Liver: The liver is one of the best sources Rich in nutrients, such as: protein, iron, vitamin A, and B vitamins, including vitamin B3, as 85 grams of cooked lamb liver contains 14.2 milligrams of vitamin B3, or 89% of the recommended daily amount, and covers 85 Grams of cooked chicken liver is 73% for men, and 83% for women of the recommended daily amount of vitamin B3.

Turkey: 170 grams of grilled turkey breast contains approximately 20 mg of vitamin B3, which is equivalent to 125% of the recommended daily amount, and its content of this vitamin is less than that found in chicken, but in return it contains tryptophan, which the body converts to vitamin B3, which provides the body with approximately one additional milligram of vitamin B3, and tryptophan is used in the formation of the carrier. The neurotransmitter serotonin, as well as the formation of the hormone melatonin, both of which are important for sleep and mood.

Anchovies: Canned anchovies are relatively low-cost, and therefore it is one of the good options to get the daily need of vitamin B3, and the content of raw anchovies of this vitamin is approximately 11.9 milligrams per 85 grams, and anchovies are a rich source of selenium It is associated with reducing the risk of cancer, such as: various such as lung, stomach and prostate cancer.

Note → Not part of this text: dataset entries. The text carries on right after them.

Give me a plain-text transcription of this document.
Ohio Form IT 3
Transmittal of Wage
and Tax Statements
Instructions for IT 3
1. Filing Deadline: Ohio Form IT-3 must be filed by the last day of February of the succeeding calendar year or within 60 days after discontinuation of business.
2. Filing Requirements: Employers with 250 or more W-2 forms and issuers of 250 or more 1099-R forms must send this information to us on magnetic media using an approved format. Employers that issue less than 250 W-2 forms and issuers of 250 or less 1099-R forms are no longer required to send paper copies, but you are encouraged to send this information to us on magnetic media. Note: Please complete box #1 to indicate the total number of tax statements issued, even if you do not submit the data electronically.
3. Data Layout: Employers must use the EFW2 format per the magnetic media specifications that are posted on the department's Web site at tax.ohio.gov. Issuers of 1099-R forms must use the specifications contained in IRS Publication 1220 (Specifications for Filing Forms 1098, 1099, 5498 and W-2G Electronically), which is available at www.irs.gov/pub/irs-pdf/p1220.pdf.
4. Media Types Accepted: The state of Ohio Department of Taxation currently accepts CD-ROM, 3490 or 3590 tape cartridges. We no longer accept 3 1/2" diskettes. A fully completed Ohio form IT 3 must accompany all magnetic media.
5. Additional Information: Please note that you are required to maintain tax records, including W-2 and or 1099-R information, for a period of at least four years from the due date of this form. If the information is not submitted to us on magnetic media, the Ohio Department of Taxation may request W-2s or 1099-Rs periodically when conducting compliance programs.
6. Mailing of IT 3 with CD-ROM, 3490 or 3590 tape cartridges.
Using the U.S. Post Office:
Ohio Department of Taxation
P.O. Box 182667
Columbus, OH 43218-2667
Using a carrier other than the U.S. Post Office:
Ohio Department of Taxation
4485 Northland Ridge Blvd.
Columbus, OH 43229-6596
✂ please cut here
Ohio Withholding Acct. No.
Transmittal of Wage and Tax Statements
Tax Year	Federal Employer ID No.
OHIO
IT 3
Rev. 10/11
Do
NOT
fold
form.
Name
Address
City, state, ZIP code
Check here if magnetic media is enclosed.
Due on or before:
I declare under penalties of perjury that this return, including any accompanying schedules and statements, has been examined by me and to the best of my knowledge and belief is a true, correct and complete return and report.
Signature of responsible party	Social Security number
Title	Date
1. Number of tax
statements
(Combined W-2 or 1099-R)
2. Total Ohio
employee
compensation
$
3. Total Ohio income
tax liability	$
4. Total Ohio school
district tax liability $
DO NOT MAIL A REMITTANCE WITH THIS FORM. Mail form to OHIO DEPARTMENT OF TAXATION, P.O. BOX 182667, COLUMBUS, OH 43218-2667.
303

Minced meat: Minced meat is a rich source of zinc, iron, protein, selenium, vitamin B12, and vitamin B3, but the amount of vitamin B3 in it varies according to the content of meat fat, as low-fat ground beef contains vitamin B3 more than high-fat ground beef, as it contains 85 grams of lean, cooked ground beef contains 5.4 milligrams of vitamin B3, or 34% of the recommended daily amount. In addition, grass-fed cows contain more omega-3s and more antioxidants than those fed processed feeds.

Its products such as: bread and pasta are sources that contain a high percentage of vitamin B3, as it is found in wheat bran, which is the outer shell that is removed during the manufacture of white flour. Whole wheat pasta contains approximately 3.7 milligrams of vitamin B3 per serving cup.